Klaasje Ietje "Alieke" Meijer (born 2 March 1995) is a Dutch singer, actress and flautist. Meijer rose to fame as one of the members of the Belgian-Dutch girl group K3, where she sang from 2015 until 2021, replacing Josje Huisman. In 2022, Meijer won the SBS6 reality game show The Big Balance.

Early life
Meijer was born in the village of Lutjegast in Groningen as the eldest child of a Dutch reformed vicar and a music teacher. She was named after her maternal grandmother, but acquired the nickname Alieke. Throughout her childhood and college time, she was known by family and friends as Alieke Meijer. As a child, she frequently moved across the country as a result of her father's profession. The family initially lived in Nieuwendijk in Noord-Brabant, but moved to 's-Gravenzande, where she completed her VWO certificate. She applied to the Conservatorium van Amsterdam, where she started studying classical music and flute, but later quit her studies.

Career

Early career
During her childhood, Meijer alongside her mother and younger sisters performed in a group together known locally as the Meijer Quintet. They performed at weddings and anniversaries. At the age of 16, she was featured on the Zapp programme Kinderen voor Kinderen Klinkklaar as a singer-songwriter because she had made a cover of the choir's song "Meidengroep". As a flautist at the Conservatorium van Amsterdam, she performed a composition of a twelve-year-old composer that later won the audience and first prize in the Prinses Christina Concours in 2015.

K3 Zoekt K3 and time in K3

In early 2015, Meijer auditioned for K3 Zoekt K3, a television talent show that sought to replace Karen Damen, Kristel Verbeke and Josje Huisman as the outgoing members of the Belgian-Dutch girl group K3. She used her first name "Klaasje" instead of "Alieke" while applying. During the televised audition, Meijer sang the group's 2001 single "Je hebt een vriend" and managed to persuade the audience and jury to progress to the next round. Meijer was an early favourite during the show's run, partially caused by her name and back story being coincidentally similar to the existing K3 members. De Telegraaf profiled her as someone that had tactfully tried to pose herself as a copy of blonde Dutch member Josje Huisman. Meijer eventually made it to the first live show where she progressed directly to the second show after her trio with Marthe De Pillecyn and Lauren De Ruyck won the televoting in the first round. During the second live show, she progressed after the second round after being saved by the jury. She progressed directly from the semi-final to the final after her duet with Lauren De Ruyck received the most votes. In the final of 6 November 2015, she beat her fellow Dutch counterpart Jindra van Schaik into becoming the new blonde member of the group. With red-haired member Hanne Verbruggen and black-haired Marthe De Pillecyn, Meijer completed the new line-up of K3.

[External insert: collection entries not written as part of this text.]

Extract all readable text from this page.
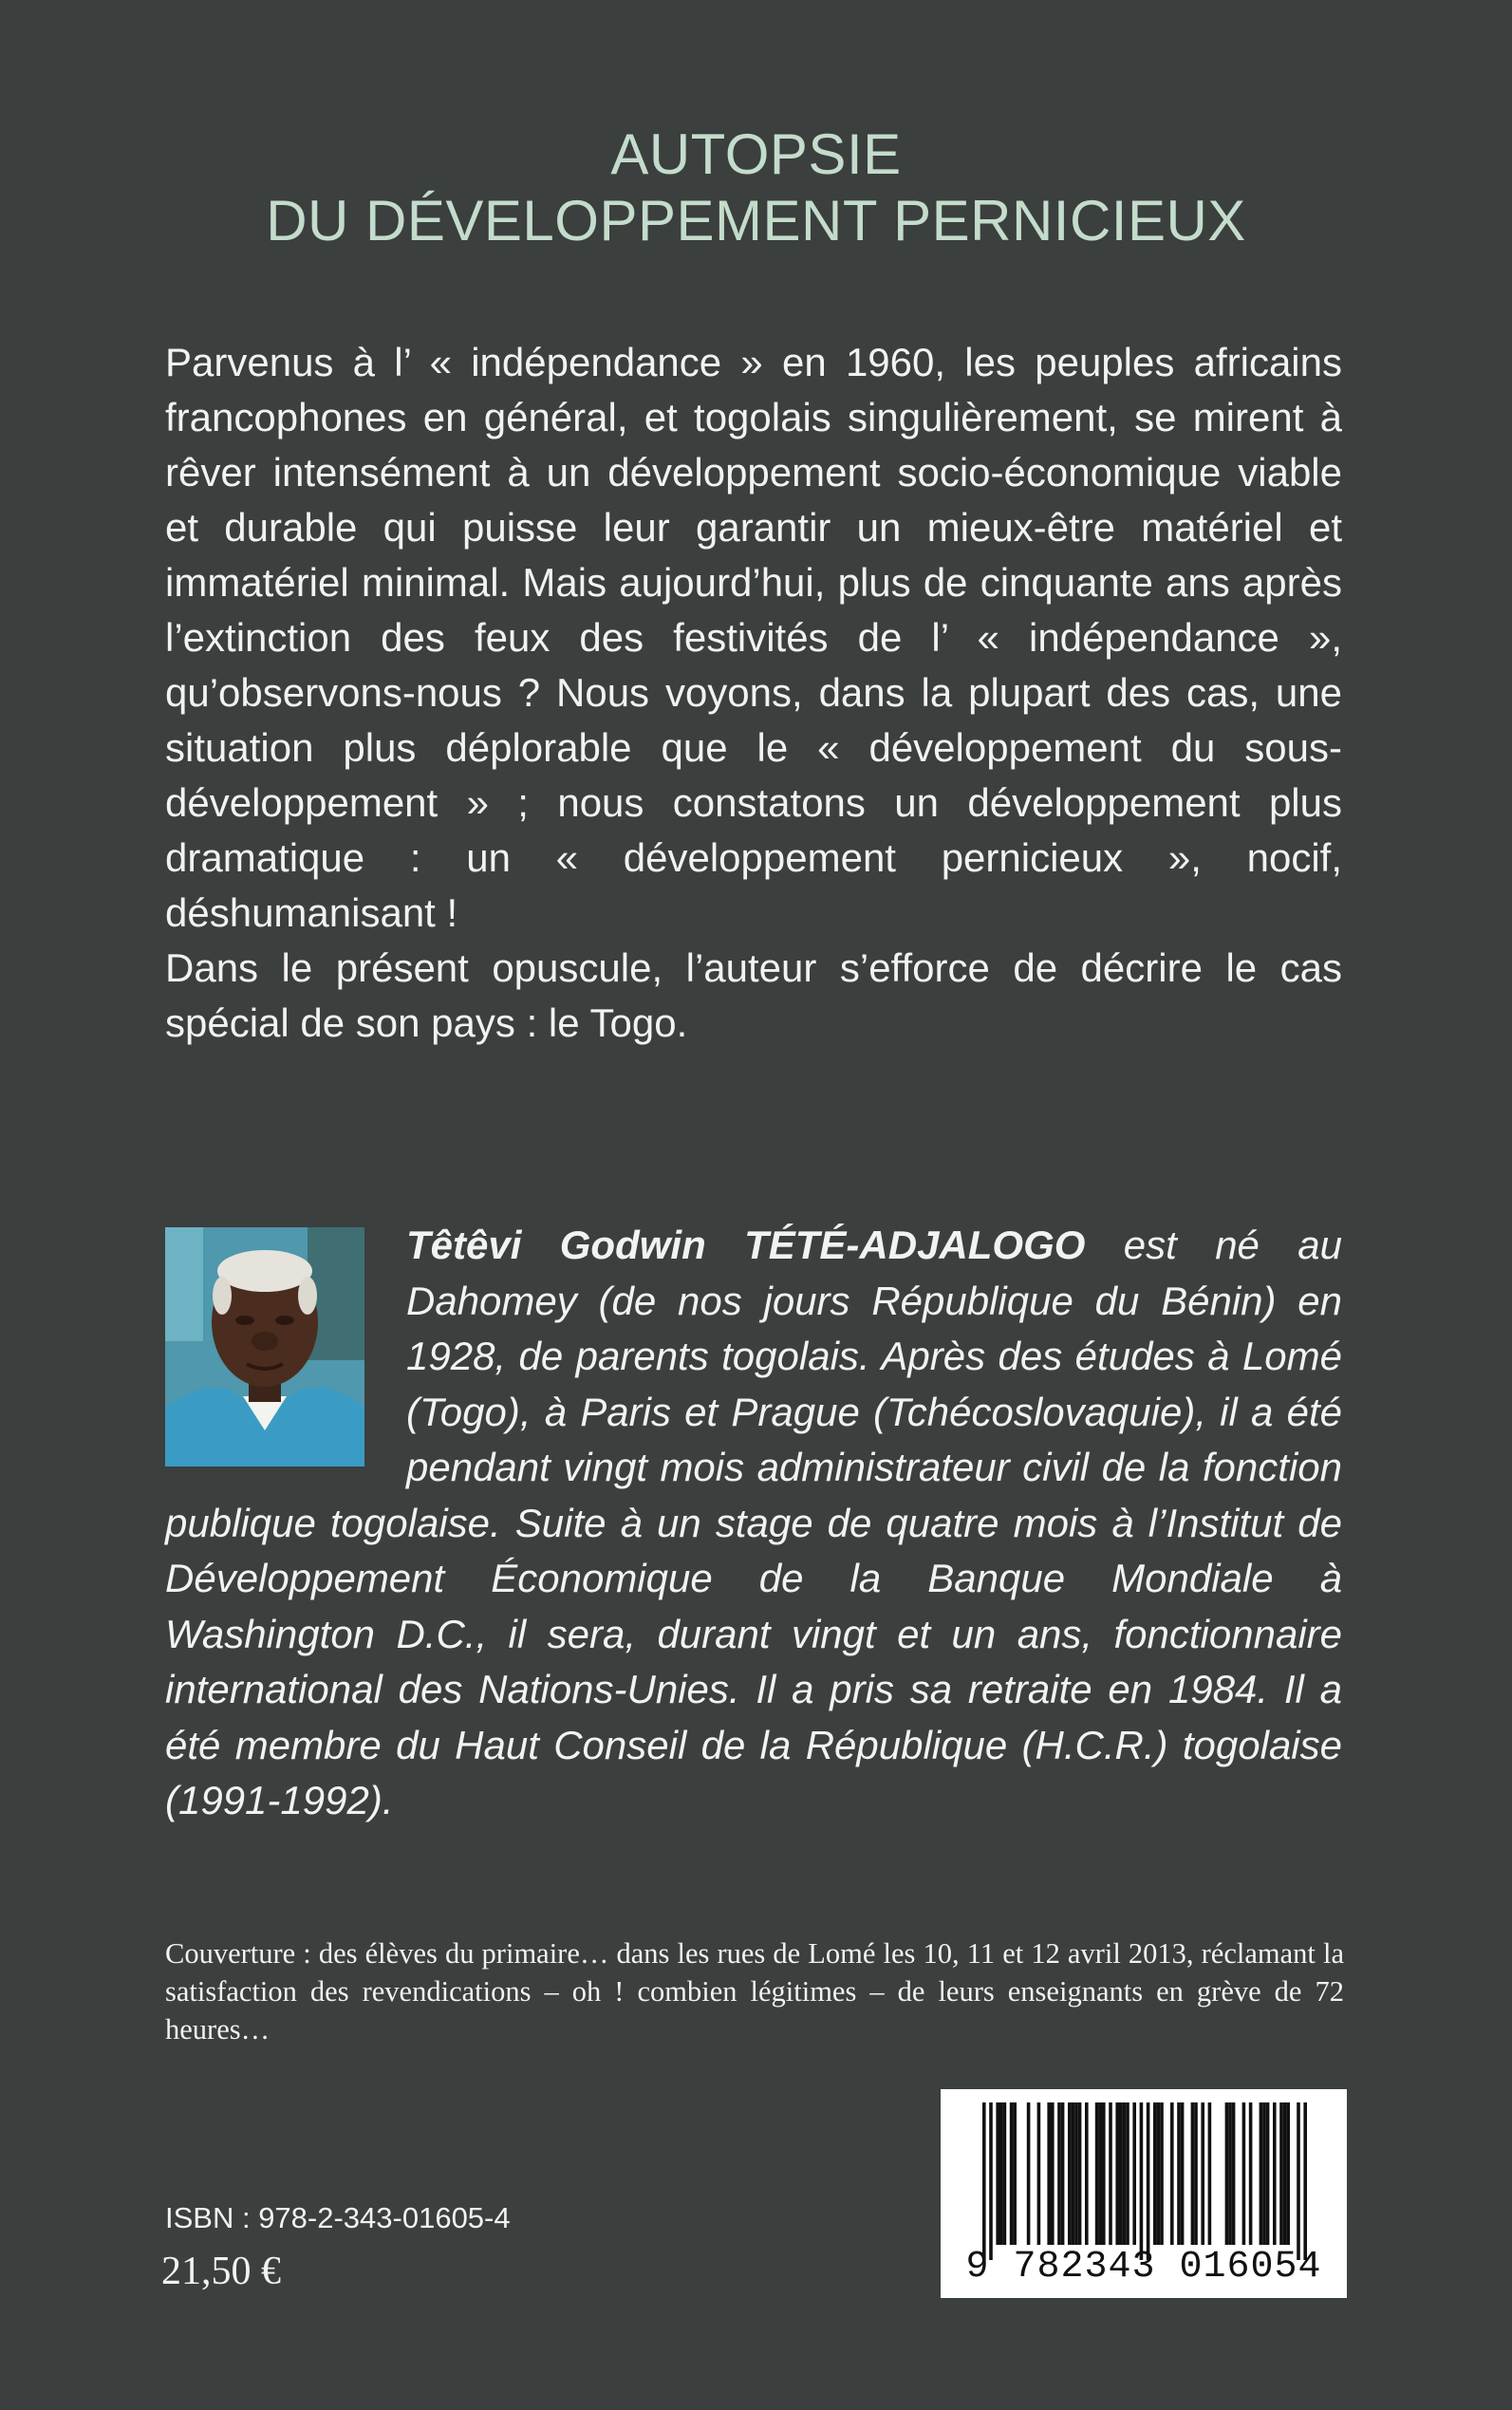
AUTOPSIE
DU DÉVELOPPEMENT PERNICIEUX

Parvenus à l’ « indépendance » en 1960, les peuples africains francophones en général, et togolais singulièrement, se mirent à rêver intensément à un développement socio-économique viable et durable qui puisse leur garantir un mieux-être matériel et immatériel minimal. Mais aujourd’hui, plus de cinquante ans après l’extinction des feux des festivités de l’ « indépendance », qu’observons-nous ? Nous voyons, dans la plupart des cas, une situation plus déplorable que le « développement du sous-développement » ; nous constatons un développement plus dramatique : un « développement pernicieux », nocif, déshumanisant !

Dans le présent opuscule, l’auteur s’efforce de décrire le cas spécial de son pays : le Togo.

Têtêvi Godwin TÉTÉ-ADJALOGO est né au Dahomey (de nos jours République du Bénin) en 1928, de parents togolais. Après des études à Lomé (Togo), à Paris et Prague (Tchécoslovaquie), il a été pendant vingt mois administrateur civil de la fonction publique togolaise. Suite à un stage de quatre mois à l’Institut de Développement Économique de la Banque Mondiale à Washington D.C., il sera, durant vingt et un ans, fonctionnaire international des Nations-Unies. Il a pris sa retraite en 1984. Il a été membre du Haut Conseil de la République (H.C.R.) togolaise (1991-1992).

Couverture : des élèves du primaire… dans les rues de Lomé les 10, 11 et 12 avril 2013, réclamant la satisfaction des revendications – oh ! combien légitimes – de leurs enseignants en grève de 72 heures…

ISBN : 978-2-343-01605-4

21,50 €	9 782343 016054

With K3, Meijer released the single and album 10.000 luchtballonnen, which became one of the group's most successful records at the time. In 2016, the group won Radio 2 Zomerhit for their single "Ushaia". Meijer debuted as a television presenter on Iedereen K3 that same year. Meijer debuted as an actress in the group's first new motion picture K3 Love Cruise, which was released in December 2017. She starred in a second television series with the group, K3 Roller Disco, in 2018 and in a second film, Dans van de Farao, in 2020. During her time in K3, Meijer served several seasons as a coach on the Flemish version of The Voice Kids. 

On 9 February 2021, Gert Verhulst and K3 announced during a press conference that Meijer had decided to leave the group. She later also stated that she had grown out of her role in K3 as a person and that she wanted to start an "adult life". Her departure lead to criticism as it was the second time in the group's history that the blonde member decided to go solo after Kathleen Aerts decided to leave the group in 2009. Meijer was eventually replaced by Julia Boschman, who had won K2 Zoekt K3, a television show to find a replacement for Meijer.

Solo career
Meijer appeared in De Slimste Mens Ter Wereld in 2021, but was eliminated after one episode. She subsequently took part in the SBS6 reality game show The Big Balance, in which celebrities challenge each other on slacklining, with the main challenge in the final to slackline across the Johan Cruijff Arena. Meijer won the final of the show on New Year's Day in 2022, being the only celeb to be able to fully cross the stadium. 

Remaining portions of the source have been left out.